But many forms of narrative (including some that claim simply to recount what actually happened) are in fact governed by symbolic modes of organization. As Herbert Richardson says of myth, a significant form of narrative for our purposes, "mythical discourse rises at the level of the total story, the most complex level of linguistic utterance. The linguistic unit appropriate to myth is not the single word nor even the sentence, but the story." Thus, the truth of a narrative in this sense does not arise from the "correspondence" of its words or sentences to "reality," but from the coherence of the story as a whole. Just as a poem cannot be paraphrased conceptually without irreparable loss, neither can such narrative be. [Robert N. Bellah, Religion in Human Evolution: From the Paleolithic to the Axial Age (Cambridge, MA: Belknap Press of Harvard University Press, 2011), 32-3]
When it comes to telling big stories about the order of existence, then, even if they are scientific stories, they will have religious implications. It is better to face this fact head on than try to deny it. ...
... myth is not science. Myth can be true, but it is a different kind of truth from the truth of science and must be judged by different criteria, ... . I would argue that the myths told by the ancient Israelite prophets, by Socrates, Plato, and Aristotle, by Confucius and Mencius, and by the Buddha, just to stay within the purview of this book, are all true myths. ... they are all worthy of belief, and I find it possible to believe in all of them in rather deep but not exclusive ways. (Ibid., 47)
Myth is a profoundly ambiguous word, so it would be well to be clear what Donald means by it:
Mythical thought, in our terms, might be regarded as a unified, collectively held system of explanatory and regulatory metaphors.

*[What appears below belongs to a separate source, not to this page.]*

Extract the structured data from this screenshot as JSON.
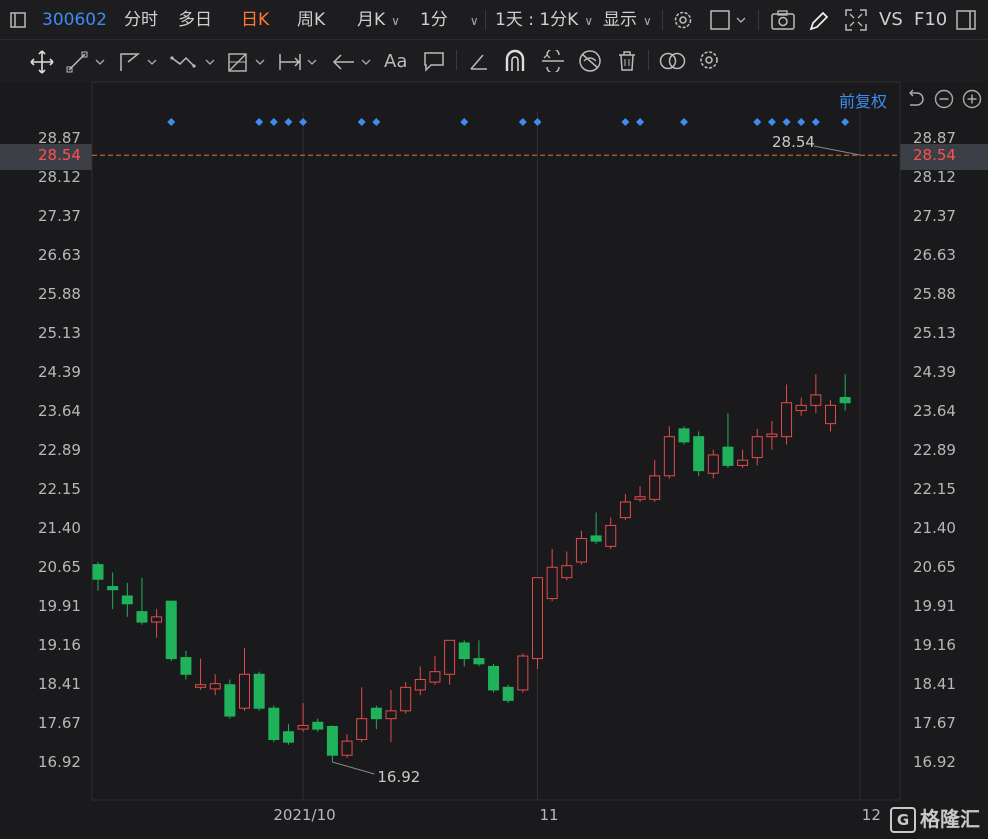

The mind has expanded its reach beyond the episodic perception of events, beyond the mimetic reconstruction of episdes, to a comprehensive modeling of the entire human universe. Causal explanation, prediction, control—myth constitute an attempt at all three, and every aspect of life is permeated by myth.
(Ibid., 134)
In the evolutionary view, which I might add informs ANE (Ancient Near-East) studies, the mythic stage is where stories are created for the purpose of understanding the world. These stories are existential in purpose, where the goal is that the person can feel some manner of coherence in the world. As stories, they have no actual correspondence to reality, and do not need to have any. As long as a story can fulfill its existential function, it is successful. In this light, "true myth" merely means that the story is coherent, but it does not need to have any correspondence with reality, because "myth is not science."
In colloquial terms, "myth" signifies that something is fictional and thus false. In the technical discipline of the history and philosophy of religion, "myth" is stated to be "a unified, collectively held system of explanatory and regulatory metaphors," which when boiled down still means that it is false in the colloquial sense of the term, in the sense that there is a true correspondence to reality. It is in this sense that Christianity can never be said to be a "myth" or even a "true myth," for Christianity proclaims historical, philosophical and scientific correspondence with reality. Christianity is first and foremost truth, before it deals with the existential problems of Man.
It is here that I think Christians need to be careful about the unspoken premises in ANE studies. ANE studies, while most definitely not fully wrong, are not neutral with regards to their presuppositions. The turn to the narrative might sound nice and "warm" for those rejecting Modernity, but it comes with baggage that is antithetical to Christianity. Plus, unless you are a Charismatic, one shouldn't decide on a theory based upon how one feels, but upon what is true according to Scripture, even if one feels no warmth in the truth.